If the NETCONF over SOAP over HTTPS field displays Disabled, enable NETCONF over SOAP over HTTPS by using the netconf soap https enable command in system view.
3. Identify whether an ACL is configured to control client access.
<Sysname> display current-configuration | begin netconf
netconf soap http enable
netconf soap https enable
netconf soap http acl 2000
#
[Sysname] acl basic 2000
[Sysname-acl-ipv4-basic-2000] display this
#
acl basic 2000
rule 5 permit source 192.168.4.10 0
rule 10 permit source 192.168.4.15 0
...
If configuration about the netconf soap { http | https } acl command exists, use one of the following methods as required:
¡ Execute the rule command in the corresponding ACL view. Make sure the client IP address matches an ACL rule.
¡ Execute the undo netconf soap { http | https } acl command to disassociate NETCONF over SOAP from the ACL.
4. When local authentication is used, identify whether the local user corresponding to the client can use the HTTP and HTTPS services.
Enter local user view and execute the display this command. Make sure the service-type http https command is configured.
<Sysname> system-view
[Sysname] local-user test
[Sysname-luser-manage-test] display this
#
local-user test class manage
service-type http https
authorization-attribute user-role network-operator
5. When local authentication is used, execute the display domain command to check the authentication, authorization, and accounting configuration in the ISP domain.
<Sysname> display domain
Total 12 domains
Domain: system
Current state: Active
State configuration: Active
Default authentication scheme: Local
Default authorization scheme: Local
Default accounting scheme: Local
...
For example, in ISP domain system, execute the following commands to configure local authentication, authorization, and accounting for login users.
<Sysname> system-view
[Sysname] domain system
[Sysname-isp-system] authentication login local
[Sysname-isp-system] authorization login local
[Sysname-isp-system] accounting login local
6. Identify whether the number of users logging in to the device has reached the upper limit.
Execute the display netconf service command on the device to check the value for the Active Sessions field. This field indicates the number of active NETCONF sessions. If the value has reached the maximum number of concurrent HTTP or HTTPS users, use one of the following methods to resolve the issue:
¡ Execute the aaa session-limit { http | https } max-sessions command to set a large upper limit for concurrent HTTP or HTTPS users that can log in to the device.
¡ Perform the <kill-session> operation to forcibly release some established NETCONF over SOAP sessions so that new users can come online.
# Execute the display netconf session command to view NETCONF session information.

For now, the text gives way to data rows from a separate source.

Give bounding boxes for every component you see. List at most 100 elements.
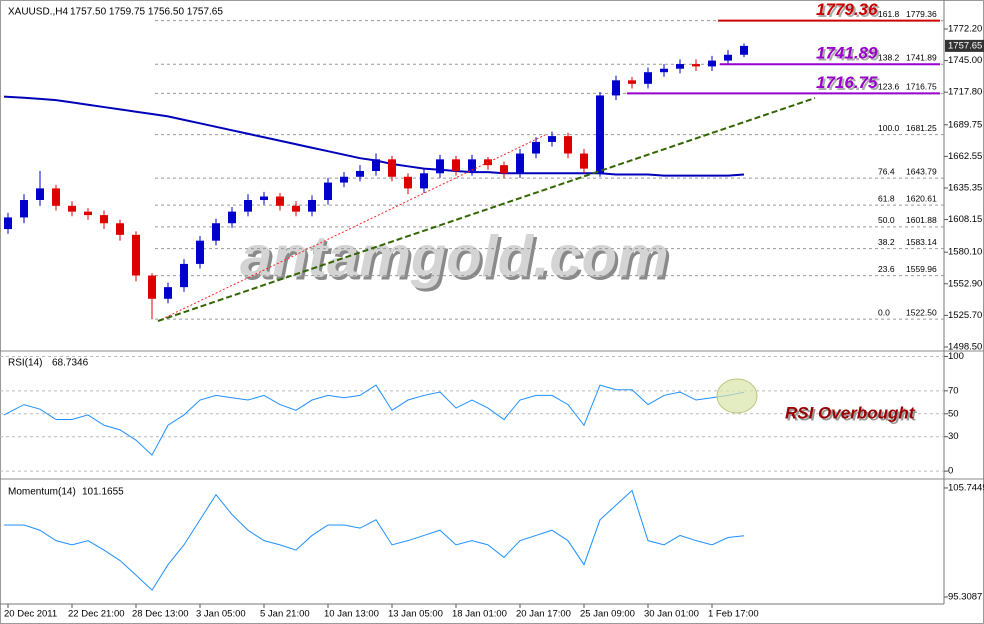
x-tick-label: 22 Dec 21:00 [68,609,125,620]
candle-body [100,215,108,224]
x-tick-label: 28 Dec 13:00 [132,609,189,620]
x-tick-label: 10 Jan 13:00 [324,609,379,620]
x-tick-label: 20 Jan 17:00 [516,609,571,620]
fib-price: 1583.14 [906,237,937,247]
y-tick-label: 1608.15 [948,214,982,225]
trend-line [157,134,546,322]
candle-body [84,211,92,216]
momentum-last-value: 101.1655 [82,487,124,498]
candle-body [468,159,476,171]
candle-body [724,54,732,61]
candle-body [436,159,444,174]
candle-body [148,275,156,299]
candle-body [596,95,604,174]
watermark-shadow: antamgold.com [243,227,672,292]
y-tick-label: 1662.55 [948,151,982,162]
candle-body [212,223,220,241]
y-tick-label: 1498.50 [948,341,982,352]
candle-body [180,263,188,288]
candle-body [676,64,684,69]
annotation-label: 1741.89 [816,44,878,63]
fib-level: 50.0 [878,215,895,225]
candle-body [308,200,316,212]
candle-body [4,217,12,230]
candle-body [116,223,124,235]
x-tick-label: 25 Jan 09:00 [580,609,635,620]
candle-body [516,153,524,174]
fib-price: 1681.25 [906,123,937,133]
fib-price: 1601.88 [906,215,937,225]
candle-body [692,64,700,67]
fib-level: 138.2 [878,52,900,62]
candle-body [292,205,300,212]
fib-level: 38.2 [878,237,895,247]
candle-body [52,188,60,206]
rsi-last-value: 68.7346 [52,358,89,369]
y-tick-label: 0 [948,466,953,477]
candle-body [372,159,380,171]
y-tick-label: 100 [948,351,964,362]
y-tick-label: 105.7449 [948,482,984,493]
candle-body [708,60,716,67]
momentum-title: Momentum(14) [8,487,76,498]
candle-body [228,211,236,224]
rsi-title: RSI(14) [8,358,42,369]
y-tick-label: 70 [948,385,959,396]
indicator-line [3,384,745,456]
candle-body [356,170,364,177]
candle-body [628,80,636,84]
annotation-shadow: 1716.75 [818,75,880,94]
fib-level: 161.8 [878,9,900,19]
indicator-line [4,489,745,591]
candle-body [388,159,396,177]
rsi-annotation: RSI Overbought [785,403,916,422]
y-tick-label: 95.3087 [948,592,982,603]
y-tick-label: 1635.35 [948,182,982,193]
fib-level: 61.8 [878,193,895,203]
candle-body [580,153,588,169]
y-tick-label: 1745.00 [948,55,982,66]
candle-body [276,196,284,206]
main-subtitle: 1757.50 1759.75 1756.50 1757.65 [70,7,223,18]
candle-body [532,141,540,154]
x-tick-label: 5 Jan 21:00 [260,609,310,620]
candle-body [132,234,140,276]
main-title: XAUUSD.,H4 [8,7,68,18]
candle-body [244,200,252,212]
x-tick-label: 18 Jan 01:00 [452,609,507,620]
annotation-shadow: 1779.36 [818,2,880,21]
x-tick-label: 20 Dec 2011 [4,609,57,620]
candle-body [420,173,428,189]
annotation-label: 1779.36 [816,0,878,19]
annotation-label: 1716.75 [816,73,878,92]
candle-body [564,136,572,154]
candle-body [340,176,348,183]
x-tick-label: 3 Jan 05:00 [196,609,246,620]
x-tick-label: 1 Feb 17:00 [708,609,759,620]
fib-level: 0.0 [878,307,890,317]
fib-level: 123.6 [878,82,900,92]
trend-line [157,97,816,322]
fib-price: 1741.89 [906,52,937,62]
x-tick-label: 13 Jan 05:00 [388,609,443,620]
candle-body [484,159,492,166]
x-tick-label: 30 Jan 01:00 [644,609,699,620]
y-tick-label: 1525.70 [948,310,982,321]
y-tick-label: 50 [948,408,959,419]
y-tick-label: 1689.75 [948,119,982,130]
fib-level: 23.6 [878,264,895,274]
fib-level: 100.0 [878,123,900,133]
candle-body [548,136,556,142]
y-tick-label: 1580.10 [948,247,982,258]
fib-level: 76.4 [878,166,895,176]
fib-price: 1643.79 [906,166,937,176]
fib-price: 1522.50 [906,307,937,317]
candle-body [612,80,620,96]
y-tick-label: 30 [948,431,959,442]
candle-body [68,205,76,212]
highlight-circle [716,378,758,414]
candle-body [500,165,508,174]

<Sysname> display netconf session
Session ID: 1 Session type : SOAP
Username : yy
...
# The XML message for the <kill-session> operation is as follows:
<rpc message-id="100" xmlns="urn:ietf:params:xml:ns:netconf:base:1.0">
<kill-session>
<session-id>1</session-id>
</kill-session>
</rpc>
7. If the issue persists, collect the following information and contact Technical Support:
¡ Results of each step.
¡ The configuration file, log messages, and alarm messages.
Related alarm and log messages
Alarm messages
N/A
Log messages
NETCONF/6/SOAP_XML_LOGIN
NETCONF over SSH access failure
Symptom
A configuration tool failed to log in to the device through SSH.
Solution
Troubleshoot the issue as shown in "Troubleshooting security."